The United Nations High Commissioner for Refugees Filippo Grandi has commended Rwanda for its continued efforts to offer a safe environment for African refugees evacuated from Libya as a permanent solution is being sought for them.
Grandi, who is the head of the United Nations High Commission for Refugees (UNHCR), the UN refugee agency, is in Rwanda for a four-day visit to see ongoing refugee operations and to discuss challenges faced by the government and partners in a bid to find solutions to challenges facing refugees.
On Sunday, Grandi visited the Gashora Emergency Transit Mechanism (ETM) Centre, located in Bugesera district, which hosts asylum seekers evacuated from Libya.
The centre was established under the emergency transit mechanism (ETM) set up by the Government of Rwanda, the UN Refugee Agency and the African Union (AU).
Currently Rwanda hosts 261 asylum seekers in the Gashora ETM. The first group composed of 66 people was received on 26th September 2019. So far five groups have been received until December 29th 2020. Another group of 122 evacuees from Libya is expected to arrive tonight
“Thanks to Rwanda, we can evacuate refugees from Libya through the Emergency Transit Mechanism and seek solutions for them. Some have been on the move for years,”
“Many have suffered terrible abuse along the way, or in Libyan detention centres. Now a better future awaits them,” Grandi tweeted after the visit.
In Gashora ETM where he was accompanied by the Minister for Emergency Management, Solange Kayisire, Grandi thanked President Paul Kagame for coming up with the initiative to relocate the refugees following a crisis that gripped the continent after it emerged that African refugees mainly from the Horn were living in precarious conditions in the North African country.

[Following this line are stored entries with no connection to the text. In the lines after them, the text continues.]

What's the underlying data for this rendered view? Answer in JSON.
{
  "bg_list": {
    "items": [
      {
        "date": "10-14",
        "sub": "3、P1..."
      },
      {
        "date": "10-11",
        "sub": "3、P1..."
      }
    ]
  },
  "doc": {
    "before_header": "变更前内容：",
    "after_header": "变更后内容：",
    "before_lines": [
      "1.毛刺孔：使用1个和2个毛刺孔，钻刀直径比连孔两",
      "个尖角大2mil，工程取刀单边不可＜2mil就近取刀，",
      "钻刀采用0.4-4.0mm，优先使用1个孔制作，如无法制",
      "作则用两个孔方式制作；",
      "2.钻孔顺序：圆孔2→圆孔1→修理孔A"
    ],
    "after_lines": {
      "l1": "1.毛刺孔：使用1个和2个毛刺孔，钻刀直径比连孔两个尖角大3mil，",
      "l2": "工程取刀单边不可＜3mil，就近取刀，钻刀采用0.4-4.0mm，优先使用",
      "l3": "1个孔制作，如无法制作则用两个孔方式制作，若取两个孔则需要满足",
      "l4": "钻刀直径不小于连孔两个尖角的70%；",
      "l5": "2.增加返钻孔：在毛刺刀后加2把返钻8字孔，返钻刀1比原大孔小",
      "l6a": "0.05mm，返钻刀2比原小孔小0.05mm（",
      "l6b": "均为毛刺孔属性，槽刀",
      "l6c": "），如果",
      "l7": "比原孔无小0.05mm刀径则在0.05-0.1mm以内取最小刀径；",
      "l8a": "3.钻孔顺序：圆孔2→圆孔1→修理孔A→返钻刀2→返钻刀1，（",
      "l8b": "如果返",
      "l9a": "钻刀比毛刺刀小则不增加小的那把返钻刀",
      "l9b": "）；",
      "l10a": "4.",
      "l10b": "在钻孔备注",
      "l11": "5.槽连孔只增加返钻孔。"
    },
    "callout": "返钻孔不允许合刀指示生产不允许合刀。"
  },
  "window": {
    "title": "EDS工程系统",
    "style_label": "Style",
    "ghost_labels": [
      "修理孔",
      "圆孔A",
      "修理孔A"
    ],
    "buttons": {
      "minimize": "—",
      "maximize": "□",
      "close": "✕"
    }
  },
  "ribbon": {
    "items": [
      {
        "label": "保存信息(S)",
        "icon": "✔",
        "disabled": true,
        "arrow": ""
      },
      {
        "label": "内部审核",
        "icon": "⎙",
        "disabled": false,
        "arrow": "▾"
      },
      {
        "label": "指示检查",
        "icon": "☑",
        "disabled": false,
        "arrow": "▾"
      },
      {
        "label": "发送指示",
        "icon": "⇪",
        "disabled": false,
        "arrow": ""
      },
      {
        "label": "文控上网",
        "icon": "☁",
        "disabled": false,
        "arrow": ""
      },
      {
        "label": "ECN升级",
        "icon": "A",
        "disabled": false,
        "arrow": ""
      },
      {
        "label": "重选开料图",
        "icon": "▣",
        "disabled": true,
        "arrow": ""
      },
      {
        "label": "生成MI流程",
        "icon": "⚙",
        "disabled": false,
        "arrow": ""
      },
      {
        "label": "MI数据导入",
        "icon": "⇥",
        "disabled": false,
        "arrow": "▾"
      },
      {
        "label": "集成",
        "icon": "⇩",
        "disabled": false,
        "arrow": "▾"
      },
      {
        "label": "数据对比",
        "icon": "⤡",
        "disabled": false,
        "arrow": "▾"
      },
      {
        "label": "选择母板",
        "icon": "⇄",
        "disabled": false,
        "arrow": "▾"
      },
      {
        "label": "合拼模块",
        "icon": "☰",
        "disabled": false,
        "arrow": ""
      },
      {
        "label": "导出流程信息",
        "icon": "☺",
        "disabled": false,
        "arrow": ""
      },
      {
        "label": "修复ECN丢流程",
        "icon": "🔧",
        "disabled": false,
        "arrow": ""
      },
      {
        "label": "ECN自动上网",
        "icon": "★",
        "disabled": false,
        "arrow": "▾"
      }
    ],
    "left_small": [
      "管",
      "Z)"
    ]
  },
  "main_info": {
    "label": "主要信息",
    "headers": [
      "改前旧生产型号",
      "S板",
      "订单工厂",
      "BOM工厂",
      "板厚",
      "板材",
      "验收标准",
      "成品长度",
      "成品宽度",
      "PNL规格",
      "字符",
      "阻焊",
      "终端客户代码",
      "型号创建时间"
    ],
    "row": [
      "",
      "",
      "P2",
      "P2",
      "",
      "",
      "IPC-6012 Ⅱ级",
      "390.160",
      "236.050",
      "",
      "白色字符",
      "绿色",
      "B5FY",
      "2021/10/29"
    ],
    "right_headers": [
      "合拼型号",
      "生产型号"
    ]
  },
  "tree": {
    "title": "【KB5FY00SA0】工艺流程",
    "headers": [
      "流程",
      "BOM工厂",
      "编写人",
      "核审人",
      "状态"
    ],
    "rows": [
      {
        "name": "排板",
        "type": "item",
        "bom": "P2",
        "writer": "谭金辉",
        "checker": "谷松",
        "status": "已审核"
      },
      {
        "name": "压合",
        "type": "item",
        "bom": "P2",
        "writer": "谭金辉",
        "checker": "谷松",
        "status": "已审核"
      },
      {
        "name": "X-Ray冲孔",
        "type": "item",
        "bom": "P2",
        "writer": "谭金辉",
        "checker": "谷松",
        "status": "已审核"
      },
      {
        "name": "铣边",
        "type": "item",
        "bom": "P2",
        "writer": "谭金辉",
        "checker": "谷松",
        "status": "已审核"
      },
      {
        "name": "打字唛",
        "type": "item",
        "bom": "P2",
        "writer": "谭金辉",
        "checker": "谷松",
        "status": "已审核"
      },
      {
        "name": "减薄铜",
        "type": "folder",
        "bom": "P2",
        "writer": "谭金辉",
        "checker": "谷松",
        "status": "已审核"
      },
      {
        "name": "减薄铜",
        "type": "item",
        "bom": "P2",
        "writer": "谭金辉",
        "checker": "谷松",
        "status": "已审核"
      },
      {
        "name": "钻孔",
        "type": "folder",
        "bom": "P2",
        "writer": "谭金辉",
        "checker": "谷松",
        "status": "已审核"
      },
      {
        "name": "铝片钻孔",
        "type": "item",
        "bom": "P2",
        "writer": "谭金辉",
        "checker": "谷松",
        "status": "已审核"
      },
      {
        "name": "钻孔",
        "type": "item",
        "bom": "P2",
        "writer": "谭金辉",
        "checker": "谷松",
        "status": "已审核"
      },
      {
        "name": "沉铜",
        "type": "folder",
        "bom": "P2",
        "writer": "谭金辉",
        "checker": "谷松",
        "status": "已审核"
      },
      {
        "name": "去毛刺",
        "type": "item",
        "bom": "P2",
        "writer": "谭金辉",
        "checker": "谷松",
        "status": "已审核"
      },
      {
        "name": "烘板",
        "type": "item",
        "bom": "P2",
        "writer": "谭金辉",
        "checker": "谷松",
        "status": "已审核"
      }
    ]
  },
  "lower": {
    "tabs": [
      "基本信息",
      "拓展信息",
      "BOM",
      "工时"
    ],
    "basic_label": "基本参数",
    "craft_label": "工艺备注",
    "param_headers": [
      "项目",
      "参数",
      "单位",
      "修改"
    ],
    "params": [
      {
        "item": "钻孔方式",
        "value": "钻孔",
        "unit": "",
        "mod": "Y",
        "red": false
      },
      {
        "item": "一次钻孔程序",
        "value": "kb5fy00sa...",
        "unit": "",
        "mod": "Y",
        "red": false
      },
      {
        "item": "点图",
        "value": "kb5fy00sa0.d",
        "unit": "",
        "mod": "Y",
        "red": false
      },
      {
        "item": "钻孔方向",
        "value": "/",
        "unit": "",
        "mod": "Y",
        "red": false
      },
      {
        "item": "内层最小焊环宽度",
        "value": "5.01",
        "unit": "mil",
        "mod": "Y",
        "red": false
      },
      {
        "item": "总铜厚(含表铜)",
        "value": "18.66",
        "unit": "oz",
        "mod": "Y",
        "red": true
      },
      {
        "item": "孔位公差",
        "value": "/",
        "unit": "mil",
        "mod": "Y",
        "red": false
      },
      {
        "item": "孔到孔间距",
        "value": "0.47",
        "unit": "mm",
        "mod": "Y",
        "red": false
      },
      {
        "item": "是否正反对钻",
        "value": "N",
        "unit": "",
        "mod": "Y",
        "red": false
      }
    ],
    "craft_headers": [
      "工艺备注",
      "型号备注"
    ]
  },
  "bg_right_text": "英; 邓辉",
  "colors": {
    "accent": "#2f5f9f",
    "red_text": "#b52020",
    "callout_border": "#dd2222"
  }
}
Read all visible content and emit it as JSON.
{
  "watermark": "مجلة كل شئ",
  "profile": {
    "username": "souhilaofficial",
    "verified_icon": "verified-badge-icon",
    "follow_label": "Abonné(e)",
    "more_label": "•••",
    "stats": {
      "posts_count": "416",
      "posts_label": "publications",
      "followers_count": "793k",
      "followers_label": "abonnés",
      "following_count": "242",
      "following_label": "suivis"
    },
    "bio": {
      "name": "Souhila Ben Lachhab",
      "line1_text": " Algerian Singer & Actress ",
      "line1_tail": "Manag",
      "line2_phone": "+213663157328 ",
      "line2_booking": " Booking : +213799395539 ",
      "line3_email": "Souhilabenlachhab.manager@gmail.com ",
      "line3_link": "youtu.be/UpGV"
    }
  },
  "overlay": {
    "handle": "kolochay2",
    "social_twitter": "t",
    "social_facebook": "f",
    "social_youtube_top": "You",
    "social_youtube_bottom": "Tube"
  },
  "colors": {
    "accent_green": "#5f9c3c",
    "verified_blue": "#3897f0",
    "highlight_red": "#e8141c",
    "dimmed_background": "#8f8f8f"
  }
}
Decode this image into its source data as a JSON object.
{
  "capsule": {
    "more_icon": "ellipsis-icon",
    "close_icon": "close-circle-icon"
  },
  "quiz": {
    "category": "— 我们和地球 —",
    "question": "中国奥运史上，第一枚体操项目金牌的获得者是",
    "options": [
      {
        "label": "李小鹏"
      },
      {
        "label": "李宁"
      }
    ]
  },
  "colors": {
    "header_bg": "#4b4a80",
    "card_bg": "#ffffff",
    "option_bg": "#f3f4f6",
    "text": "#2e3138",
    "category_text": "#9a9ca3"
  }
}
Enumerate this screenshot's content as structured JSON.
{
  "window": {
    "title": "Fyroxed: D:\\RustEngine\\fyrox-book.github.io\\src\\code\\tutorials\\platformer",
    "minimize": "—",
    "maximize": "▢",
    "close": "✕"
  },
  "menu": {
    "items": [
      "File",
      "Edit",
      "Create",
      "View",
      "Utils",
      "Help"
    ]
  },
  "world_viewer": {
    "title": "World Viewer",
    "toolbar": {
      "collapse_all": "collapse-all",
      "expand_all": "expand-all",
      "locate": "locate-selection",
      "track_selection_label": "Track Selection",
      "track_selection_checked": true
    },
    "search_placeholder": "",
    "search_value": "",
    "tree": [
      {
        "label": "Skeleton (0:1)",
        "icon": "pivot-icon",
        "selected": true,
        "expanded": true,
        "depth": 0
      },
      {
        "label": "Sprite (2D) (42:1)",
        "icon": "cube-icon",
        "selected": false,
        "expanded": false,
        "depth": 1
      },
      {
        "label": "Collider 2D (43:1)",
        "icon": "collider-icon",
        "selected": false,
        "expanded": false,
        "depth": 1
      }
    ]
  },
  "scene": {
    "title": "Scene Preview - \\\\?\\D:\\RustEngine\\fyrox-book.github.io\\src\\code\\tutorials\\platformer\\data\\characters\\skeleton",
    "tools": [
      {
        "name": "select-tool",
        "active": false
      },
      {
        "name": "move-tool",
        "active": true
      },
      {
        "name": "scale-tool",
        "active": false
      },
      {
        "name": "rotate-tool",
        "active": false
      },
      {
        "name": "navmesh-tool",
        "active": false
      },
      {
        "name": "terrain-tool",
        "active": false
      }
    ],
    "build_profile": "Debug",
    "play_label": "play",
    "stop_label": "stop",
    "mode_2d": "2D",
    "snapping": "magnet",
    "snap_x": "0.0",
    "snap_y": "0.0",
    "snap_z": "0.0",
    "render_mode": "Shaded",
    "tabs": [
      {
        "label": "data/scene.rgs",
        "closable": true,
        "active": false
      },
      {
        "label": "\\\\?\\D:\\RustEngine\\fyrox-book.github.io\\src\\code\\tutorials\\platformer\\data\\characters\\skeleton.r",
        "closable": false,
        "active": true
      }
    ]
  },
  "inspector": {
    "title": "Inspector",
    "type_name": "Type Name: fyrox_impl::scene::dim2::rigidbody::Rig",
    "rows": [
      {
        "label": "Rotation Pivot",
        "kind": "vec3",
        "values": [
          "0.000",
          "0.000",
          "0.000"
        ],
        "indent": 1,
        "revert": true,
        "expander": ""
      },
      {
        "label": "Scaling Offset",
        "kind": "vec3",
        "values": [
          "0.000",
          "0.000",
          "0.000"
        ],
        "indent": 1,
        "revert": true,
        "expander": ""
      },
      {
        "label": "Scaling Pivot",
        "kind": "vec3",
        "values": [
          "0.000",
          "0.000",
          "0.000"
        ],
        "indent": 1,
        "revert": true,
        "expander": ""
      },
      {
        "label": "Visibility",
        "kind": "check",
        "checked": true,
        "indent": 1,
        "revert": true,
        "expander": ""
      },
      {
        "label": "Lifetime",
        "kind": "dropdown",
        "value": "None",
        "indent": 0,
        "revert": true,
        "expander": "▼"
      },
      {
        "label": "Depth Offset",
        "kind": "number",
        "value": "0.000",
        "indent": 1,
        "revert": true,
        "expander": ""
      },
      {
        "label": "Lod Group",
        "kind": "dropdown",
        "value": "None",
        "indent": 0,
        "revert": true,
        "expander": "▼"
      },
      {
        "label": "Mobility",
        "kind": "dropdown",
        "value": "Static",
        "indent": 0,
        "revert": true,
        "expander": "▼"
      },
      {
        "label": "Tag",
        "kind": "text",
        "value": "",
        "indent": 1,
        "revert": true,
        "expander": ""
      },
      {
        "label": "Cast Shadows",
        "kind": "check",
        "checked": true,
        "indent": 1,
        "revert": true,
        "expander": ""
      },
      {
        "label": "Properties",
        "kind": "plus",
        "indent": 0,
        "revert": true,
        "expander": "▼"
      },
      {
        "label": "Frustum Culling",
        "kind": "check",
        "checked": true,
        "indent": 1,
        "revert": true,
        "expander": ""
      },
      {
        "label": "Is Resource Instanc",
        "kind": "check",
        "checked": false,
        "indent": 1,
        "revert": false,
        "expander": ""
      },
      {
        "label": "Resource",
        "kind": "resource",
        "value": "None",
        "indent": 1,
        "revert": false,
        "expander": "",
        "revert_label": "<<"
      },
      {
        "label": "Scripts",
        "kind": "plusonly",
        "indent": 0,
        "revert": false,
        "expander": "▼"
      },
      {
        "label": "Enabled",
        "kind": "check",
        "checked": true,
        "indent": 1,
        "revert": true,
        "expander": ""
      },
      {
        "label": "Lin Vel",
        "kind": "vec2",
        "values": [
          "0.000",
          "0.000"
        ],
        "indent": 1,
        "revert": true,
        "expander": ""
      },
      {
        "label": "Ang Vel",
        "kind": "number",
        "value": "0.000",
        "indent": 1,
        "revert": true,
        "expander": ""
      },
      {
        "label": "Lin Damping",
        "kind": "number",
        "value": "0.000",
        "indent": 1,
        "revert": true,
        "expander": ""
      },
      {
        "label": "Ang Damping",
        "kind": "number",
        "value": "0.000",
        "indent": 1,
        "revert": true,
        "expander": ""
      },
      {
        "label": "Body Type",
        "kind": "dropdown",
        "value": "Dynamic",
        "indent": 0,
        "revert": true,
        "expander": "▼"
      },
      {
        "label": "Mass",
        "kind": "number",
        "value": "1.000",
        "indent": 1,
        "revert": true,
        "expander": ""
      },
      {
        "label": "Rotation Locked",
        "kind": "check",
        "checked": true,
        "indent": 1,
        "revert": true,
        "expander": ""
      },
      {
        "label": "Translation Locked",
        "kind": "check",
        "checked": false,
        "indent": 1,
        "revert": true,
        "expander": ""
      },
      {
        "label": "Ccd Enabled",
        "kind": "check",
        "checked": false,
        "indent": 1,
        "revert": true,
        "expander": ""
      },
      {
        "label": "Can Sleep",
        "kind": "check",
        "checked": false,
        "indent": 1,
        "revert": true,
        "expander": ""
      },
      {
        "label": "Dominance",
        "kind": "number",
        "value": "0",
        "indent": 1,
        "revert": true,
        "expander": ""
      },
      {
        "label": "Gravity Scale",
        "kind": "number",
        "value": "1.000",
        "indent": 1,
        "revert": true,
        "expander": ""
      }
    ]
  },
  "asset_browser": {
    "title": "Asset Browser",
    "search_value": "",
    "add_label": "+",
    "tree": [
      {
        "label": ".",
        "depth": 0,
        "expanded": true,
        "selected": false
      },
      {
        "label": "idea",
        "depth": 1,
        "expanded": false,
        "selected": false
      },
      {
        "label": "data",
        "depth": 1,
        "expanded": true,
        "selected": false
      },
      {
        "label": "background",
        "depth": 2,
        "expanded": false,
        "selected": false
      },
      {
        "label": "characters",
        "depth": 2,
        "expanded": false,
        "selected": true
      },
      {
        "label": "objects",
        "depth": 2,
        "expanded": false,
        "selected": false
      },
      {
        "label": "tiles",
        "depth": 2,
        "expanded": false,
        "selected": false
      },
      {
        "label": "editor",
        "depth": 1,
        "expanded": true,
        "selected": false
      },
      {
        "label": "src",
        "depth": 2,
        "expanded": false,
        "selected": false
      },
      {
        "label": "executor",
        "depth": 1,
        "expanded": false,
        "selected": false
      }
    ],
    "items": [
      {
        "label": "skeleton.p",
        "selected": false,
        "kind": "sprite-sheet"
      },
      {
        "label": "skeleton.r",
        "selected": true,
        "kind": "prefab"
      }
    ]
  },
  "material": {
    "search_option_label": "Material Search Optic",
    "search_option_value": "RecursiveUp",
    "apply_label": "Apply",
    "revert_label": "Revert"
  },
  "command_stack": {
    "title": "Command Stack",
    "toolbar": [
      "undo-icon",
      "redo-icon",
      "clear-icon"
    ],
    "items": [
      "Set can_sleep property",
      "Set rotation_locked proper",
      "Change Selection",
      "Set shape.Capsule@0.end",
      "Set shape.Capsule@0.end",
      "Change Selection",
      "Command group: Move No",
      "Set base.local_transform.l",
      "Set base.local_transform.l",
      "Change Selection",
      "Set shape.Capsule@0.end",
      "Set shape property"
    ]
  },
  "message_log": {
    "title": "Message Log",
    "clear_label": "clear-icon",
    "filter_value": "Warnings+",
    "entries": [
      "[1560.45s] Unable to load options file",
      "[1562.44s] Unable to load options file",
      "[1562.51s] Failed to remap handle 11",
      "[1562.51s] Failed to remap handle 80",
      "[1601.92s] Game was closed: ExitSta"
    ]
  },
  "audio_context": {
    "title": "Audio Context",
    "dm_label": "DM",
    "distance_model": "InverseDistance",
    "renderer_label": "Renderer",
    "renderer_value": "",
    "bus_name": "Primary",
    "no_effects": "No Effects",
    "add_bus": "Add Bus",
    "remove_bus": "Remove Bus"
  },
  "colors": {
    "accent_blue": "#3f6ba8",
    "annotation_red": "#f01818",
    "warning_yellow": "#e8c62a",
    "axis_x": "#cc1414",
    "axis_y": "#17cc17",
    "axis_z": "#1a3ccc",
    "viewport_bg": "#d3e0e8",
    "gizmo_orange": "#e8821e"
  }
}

“I am happy to be here at this centre. The centre was born out of President Kagame’s idea at a time when the whole world was watching in the media the horrible images of concentration camps in Libya where many people from different countries were at risk,”
“At the time, President Kagame was the President of the African Union and he said that Rwanda wants to help. I talked to him and he agreed that we could start a process to set up a place where people from these camps can be relocated and taken care of as the solutions to their issue is being sought,” he said, adding that only Rwanda and Niger offered to do that.
He thanked President Kagame, the Rwandan government and the people for agreeing to take on the serious responsibility of receiving African refugees from Libya.
“I really want to express my gratitude to President Kagame and Rwandans in general for agreeing to take responsibility. It is a great responsibility to have hundreds of people here on your land and in your country and welcome them in this centre as we we are working hard to find solutions,” Grandi said.
Grandi said that compared to the life they led in Libya, the refugees have not only been rehabilitated at the centre but they are also able to access all basic needs, medical care as well as psychiatric support to help them overcome the difficult past they endured.
“I am very pleased with the work done by the Government of Rwanda, UNHCR and the civil society because we have organizations that do useful work here daily. It is exciting to talk to people here, we’ve seen a family from Somalia, people from Eritrea and Ethiopia, who all say they are doing well,” Grandi told the press.
Grandi said that he personally visited the detention centres in Libya and saw the serious problems the refugees face including torture, violence, sexual exploitation and rape, adding that being able to access medical care in Rwanda is very important.
Minister Kayisire said they had the opportunity to discuss with the UNHCR head current refugee challenges including the reduction in aid. Grandi is expected to visit Burundi after Rwanda and will over see the repatriation of another batch of Burundian refugees from Rwanda.
Later, Grandi visited Nyamata Genocide Memorial where he was accompanied by Minister Kayisire, to pay his respects to victims of the 1994 Genocide against the Tutsi.
Rwanda currently hosts more than 130,000 refugees, mostly Congolese and Burundians, who in recent months are facing challenges after the UNHCR and World Food Programme (WFP) announced that they were cutting food rations since March, due to shortages in supply and funding.